Rediacc gestisce l’iniezione al momento del deployment, l’isolamento tra fork e l’isolamento tra repository. La parte “non inserirlo nell’immagine” è a carico dell’utente.

Ricette rapide

Permettere a un agente di ruotare un singolo token cloud

# Come utente, prima di avviare l'agente:
export REDIACC_ALLOW_CONFIG_EDIT='/credentials/cfDnsApiToken'
claude-code              # oppure cursor, gemini, ecc.

Ora l’agente può eseguire config field rotate /credentials/cfDnsApiToken --new ... ma non può ancora modificare /credentials/ssh/privateKey né aprire l’editor interattivo.

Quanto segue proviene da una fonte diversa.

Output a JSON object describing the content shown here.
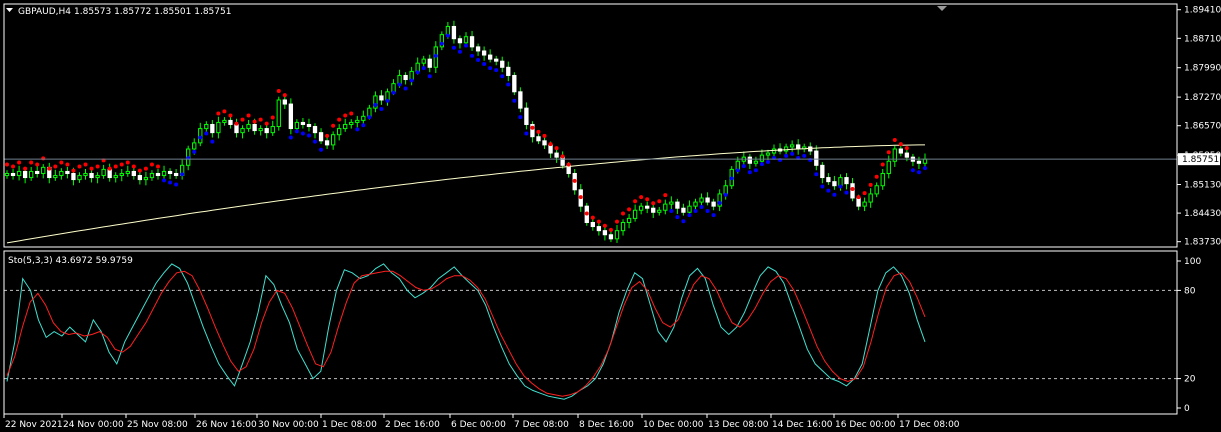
{
  "header": {
    "symbol": "GBPAUD,H4",
    "ohlc": "1.85573 1.85772 1.85501 1.85751",
    "indicator": "Sto(5,3,3) 43.6972 59.9759"
  },
  "colors": {
    "background": "#000000",
    "bull_candle": "#00ff00",
    "bear_candle": "#ffffff",
    "psar_up": "#0000ff",
    "psar_down": "#ff0000",
    "ma_line": "#ffffcc",
    "stoch_main": "#40e0d0",
    "stoch_signal": "#ff2020",
    "axis": "#ffffff",
    "price_label_bg": "#ffffff"
  },
  "chart_data": [
    {
      "type": "candlestick",
      "y_ticks": [
        "1.89410",
        "1.88710",
        "1.87990",
        "1.87270",
        "1.86570",
        "1.85850",
        "1.85130",
        "1.84430",
        "1.83730"
      ],
      "ylim": [
        1.836,
        1.8955
      ],
      "current_price": "1.85751",
      "x_tick_labels": [
        "22 Nov 2021",
        "24 Nov 00:00",
        "25 Nov 08:00",
        "26 Nov 16:00",
        "30 Nov 00:00",
        "1 Dec 08:00",
        "2 Dec 16:00",
        "6 Dec 00:00",
        "7 Dec 08:00",
        "8 Dec 16:00",
        "10 Dec 00:00",
        "13 Dec 08:00",
        "14 Dec 16:00",
        "16 Dec 00:00",
        "17 Dec 08:00"
      ],
      "closes": [
        1.854,
        1.8535,
        1.8545,
        1.853,
        1.8545,
        1.854,
        1.8555,
        1.853,
        1.8535,
        1.8545,
        1.854,
        1.8525,
        1.8535,
        1.854,
        1.853,
        1.8535,
        1.855,
        1.853,
        1.8535,
        1.854,
        1.8545,
        1.8535,
        1.8525,
        1.853,
        1.854,
        1.8535,
        1.8545,
        1.854,
        1.8535,
        1.856,
        1.86,
        1.8615,
        1.865,
        1.866,
        1.864,
        1.8665,
        1.867,
        1.866,
        1.864,
        1.865,
        1.866,
        1.8645,
        1.865,
        1.864,
        1.8655,
        1.872,
        1.871,
        1.865,
        1.8665,
        1.866,
        1.8655,
        1.864,
        1.862,
        1.861,
        1.8635,
        1.865,
        1.866,
        1.8665,
        1.867,
        1.868,
        1.87,
        1.873,
        1.872,
        1.874,
        1.876,
        1.878,
        1.877,
        1.879,
        1.881,
        1.882,
        1.88,
        1.885,
        1.888,
        1.89,
        1.887,
        1.886,
        1.8875,
        1.885,
        1.884,
        1.883,
        1.882,
        1.8815,
        1.88,
        1.878,
        1.874,
        1.87,
        1.866,
        1.863,
        1.862,
        1.861,
        1.859,
        1.858,
        1.856,
        1.854,
        1.85,
        1.846,
        1.842,
        1.841,
        1.84,
        1.839,
        1.838,
        1.84,
        1.842,
        1.843,
        1.845,
        1.846,
        1.8455,
        1.8445,
        1.845,
        1.8465,
        1.847,
        1.8455,
        1.8445,
        1.846,
        1.847,
        1.848,
        1.847,
        1.846,
        1.849,
        1.851,
        1.855,
        1.857,
        1.858,
        1.8565,
        1.857,
        1.8585,
        1.859,
        1.86,
        1.8595,
        1.8605,
        1.861,
        1.86,
        1.8605,
        1.8595,
        1.856,
        1.853,
        1.852,
        1.851,
        1.853,
        1.8515,
        1.848,
        1.846,
        1.847,
        1.849,
        1.851,
        1.854,
        1.857,
        1.86,
        1.859,
        1.858,
        1.857,
        1.8565,
        1.8575
      ],
      "ma": {
        "start": 1.837,
        "end": 1.861
      },
      "psar_switches": [
        [
          0,
          "down"
        ],
        [
          26,
          "up"
        ],
        [
          35,
          "down"
        ],
        [
          47,
          "up"
        ],
        [
          53,
          "down"
        ],
        [
          58,
          "up"
        ],
        [
          87,
          "down"
        ],
        [
          110,
          "up"
        ],
        [
          140,
          "down"
        ],
        [
          150,
          "up"
        ]
      ]
    },
    {
      "type": "line",
      "title": "Sto(5,3,3) 43.6972 59.9759",
      "y_ticks": [
        "100",
        "80",
        "20",
        "0"
      ],
      "ylim": [
        0,
        100
      ],
      "levels": [
        80,
        20
      ],
      "series": [
        {
          "values": [
            18,
            45,
            88,
            80,
            60,
            48,
            52,
            49,
            55,
            50,
            45,
            60,
            52,
            38,
            30,
            45,
            55,
            65,
            75,
            85,
            92,
            98,
            95,
            85,
            70,
            55,
            42,
            30,
            22,
            15,
            30,
            45,
            65,
            90,
            84,
            70,
            58,
            40,
            30,
            20,
            25,
            55,
            80,
            94,
            92,
            88,
            90,
            95,
            98,
            92,
            88,
            80,
            75,
            78,
            82,
            88,
            92,
            96,
            90,
            85,
            80,
            70,
            55,
            42,
            30,
            22,
            15,
            12,
            10,
            8,
            7,
            6,
            8,
            12,
            15,
            20,
            30,
            45,
            65,
            80,
            92,
            88,
            70,
            52,
            45,
            55,
            75,
            90,
            95,
            88,
            70,
            55,
            50,
            55,
            65,
            78,
            90,
            96,
            93,
            85,
            70,
            55,
            40,
            30,
            25,
            20,
            18,
            15,
            20,
            30,
            55,
            80,
            92,
            96,
            90,
            78,
            60,
            45
          ]
        },
        {
          "values": [
            22,
            35,
            55,
            72,
            78,
            70,
            58,
            52,
            50,
            51,
            49,
            50,
            52,
            48,
            40,
            38,
            42,
            50,
            58,
            68,
            78,
            86,
            92,
            93,
            90,
            80,
            68,
            55,
            43,
            32,
            25,
            28,
            40,
            58,
            72,
            80,
            78,
            68,
            55,
            42,
            30,
            28,
            38,
            56,
            72,
            85,
            90,
            91,
            92,
            93,
            93,
            90,
            86,
            82,
            80,
            81,
            84,
            88,
            90,
            90,
            87,
            82,
            74,
            62,
            50,
            40,
            30,
            22,
            17,
            13,
            10,
            9,
            8,
            9,
            11,
            15,
            21,
            29,
            40,
            55,
            70,
            82,
            86,
            80,
            68,
            58,
            55,
            60,
            72,
            84,
            90,
            88,
            80,
            68,
            58,
            55,
            60,
            68,
            78,
            86,
            90,
            88,
            80,
            68,
            55,
            42,
            32,
            25,
            20,
            18,
            20,
            28,
            45,
            65,
            82,
            90,
            92,
            86,
            75,
            62
          ]
        }
      ]
    }
  ]
}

Permettere a un agente una sessione di modifica della configurazione ampia

export REDIACC_ALLOW_CONFIG_EDIT='*'
claude-code

L’agente può aprire rdc config edit, usare --reveal ed eseguire field rotate. Ogni azione viene comunque registrata nel log di audit con actor.kind: agent e il segnale CLAUDECODE.

Scoprire quali campi un agente è autorizzato a toccare

rdc config field list --sensitive --output json

Restituisce ogni template di puntatore, il suo tipo (secret / credential / pii / identifier) e se è incluso nell’envelope HMAC lato server.